Le CIEM, à la demande de l’Union européenne, avait proposé différents scénarios pour faire baisser le nombre de captures accidentelles, dont notamment la fermeture des zones de pêche concernées pendant trois mois en hiver et un mois en été. Par ailleurs, les scientifiques indiquent que le contrôle de dauphins, basé jusqu’à présent sur un principe purement déclaratif des pêcheurs, ne permettait pas de recouper le nombre réel de prises estimées, et préconise ainsi une intensification des observations en mer, avec si besoin un contrôle des captures par caméra embarquée.

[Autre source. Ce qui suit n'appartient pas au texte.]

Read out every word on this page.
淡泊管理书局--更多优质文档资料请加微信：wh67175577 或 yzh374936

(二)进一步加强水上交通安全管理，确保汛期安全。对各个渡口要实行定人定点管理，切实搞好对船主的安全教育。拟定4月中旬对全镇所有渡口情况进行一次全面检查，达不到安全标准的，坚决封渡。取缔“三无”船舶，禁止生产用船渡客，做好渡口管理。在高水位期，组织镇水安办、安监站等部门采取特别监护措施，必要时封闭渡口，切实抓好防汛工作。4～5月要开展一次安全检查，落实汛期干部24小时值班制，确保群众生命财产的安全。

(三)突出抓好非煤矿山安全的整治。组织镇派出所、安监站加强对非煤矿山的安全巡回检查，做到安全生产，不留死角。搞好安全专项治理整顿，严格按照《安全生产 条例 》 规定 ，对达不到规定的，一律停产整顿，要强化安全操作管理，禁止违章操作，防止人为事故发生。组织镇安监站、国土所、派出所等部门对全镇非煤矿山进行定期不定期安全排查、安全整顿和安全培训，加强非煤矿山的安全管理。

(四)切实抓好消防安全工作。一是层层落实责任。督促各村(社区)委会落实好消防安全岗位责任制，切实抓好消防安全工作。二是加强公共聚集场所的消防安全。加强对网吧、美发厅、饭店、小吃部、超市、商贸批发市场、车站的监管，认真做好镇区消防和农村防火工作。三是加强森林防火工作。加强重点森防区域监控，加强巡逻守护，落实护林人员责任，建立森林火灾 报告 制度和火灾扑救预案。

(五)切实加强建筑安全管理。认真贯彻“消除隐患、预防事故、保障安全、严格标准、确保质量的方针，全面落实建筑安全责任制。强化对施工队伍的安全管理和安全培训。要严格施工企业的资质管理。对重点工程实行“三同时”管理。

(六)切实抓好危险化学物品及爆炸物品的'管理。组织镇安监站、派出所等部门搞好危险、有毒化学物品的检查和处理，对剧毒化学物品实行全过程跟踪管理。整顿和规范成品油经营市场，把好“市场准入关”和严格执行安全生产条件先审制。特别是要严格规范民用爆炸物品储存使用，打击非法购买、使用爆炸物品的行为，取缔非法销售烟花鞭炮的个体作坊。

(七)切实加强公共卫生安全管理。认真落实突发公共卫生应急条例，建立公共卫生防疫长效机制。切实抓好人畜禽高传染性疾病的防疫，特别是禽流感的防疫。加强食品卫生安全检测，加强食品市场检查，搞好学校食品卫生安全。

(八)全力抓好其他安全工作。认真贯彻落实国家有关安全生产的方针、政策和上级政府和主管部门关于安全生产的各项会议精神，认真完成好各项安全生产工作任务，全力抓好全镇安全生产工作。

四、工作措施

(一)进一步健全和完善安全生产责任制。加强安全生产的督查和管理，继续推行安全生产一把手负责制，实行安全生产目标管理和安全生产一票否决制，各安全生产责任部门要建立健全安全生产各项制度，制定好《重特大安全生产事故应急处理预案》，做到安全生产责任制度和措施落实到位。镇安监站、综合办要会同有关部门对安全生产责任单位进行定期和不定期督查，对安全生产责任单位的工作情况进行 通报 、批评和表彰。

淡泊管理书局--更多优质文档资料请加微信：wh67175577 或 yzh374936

La décision du Conseil d’État
Fortes de ces nouveaux développement, et considérant l’urgence de la situation, Sea Shepherd France, Défense des Milieux Aquatiques et France Nature Environnement ont déposé des recours devant le Conseil d’État en 2021, en demandant notamment que l’État prenne « toutes les mesures permettant de limiter de manière effective les captures accidentelles de mammifères marins », à savoir notamment la « fermeture spatio-temporelle des pêcheries concernées (…) dans le golfe de Gascogne », ainsi que « l’obligation d’équiper les navires de pêche de systèmes de caméras (…) et d’assurer la présence d’observateurs à bord ».
Alors que ces mesures étaient réclamées par les ONG depuis plusieurs années, le Conseil d’État leur a donné raison pour la première fois. Le Conseil d’État a enfin compris l’urgence de la situation en relevant que, depuis 2018, le nombre de décès des cétacés par capture accidentelle « dépasse chaque année la limite maximale permettant d’assurer un état de conservation favorable en Atlantique Nord-Est ».
Ainsi, la haute juridiction administrative a notamment ordonné au gouvernement, sous six mois :
- de fermer des zones de pêche pendant « un temps approprié ».
L’équipement des bateaux de pêche en dispositifs de dissuasion acoustique ne permet pas actuellement de réduire suffisamment les captures accidentelles. Il est donc nécessaire de prendre des mesures plus efficaces, à savoir la fermeture de la pêche dans certaines zones et pendant des périodes appropriées.
- d’obtenir des données plus précises sur les captures accidentelles.
D’après le Conseil d’État, le système de contrôle des captures accidentelles mis en place, dont notamment le dispositif d’observateurs en mer reposant sur du volontariat, demeure insuffisant pour connaître précisément leur ampleur et « laisse persister des niveaux élevés d’incertitude sur la fréquence et les causes des captures accidentelles des cétacés ». Pour cette raison, des mesures complémentaires devront être mises en place pour permettre d’estimer au mieux le nombre de captures annuelles de petits cétacés, notamment en poursuivant le renforcement du dispositif d’observation en mer. La haute juridiction administrative indique que ces mesures permettront de garantir un état de conservation favorable du dauphin commun, du grand dauphin et du marsouin commun, conformément aux obligations issues du droit européen. Pour les ONG, il s’agit d’une victoire historique.
Conclusion
Cette décision constitue une réelle avancée pour la protection des cétacés, dont le nombre de morts continue de croître chaque année. Si les ONG regrettent que les autorités aient pris autant de temps à réagir, elles se réjouissent de cette victoire de bon augure pour mettre fin au massacre des dauphins.
Reste à savoir comment le gouvernement exécutera cette décision, et s’il suivra les recommandations du CIEM sur les durées de fermeture des zones de pêche. En tout état de cause, le Conseil d’État dispose d’un pouvoir de contrôle à posteriori qui lui permettra de vérifier que ses préconisations ont bien été suivies. Les ONG, elles, ne manqueront pas de vigilance.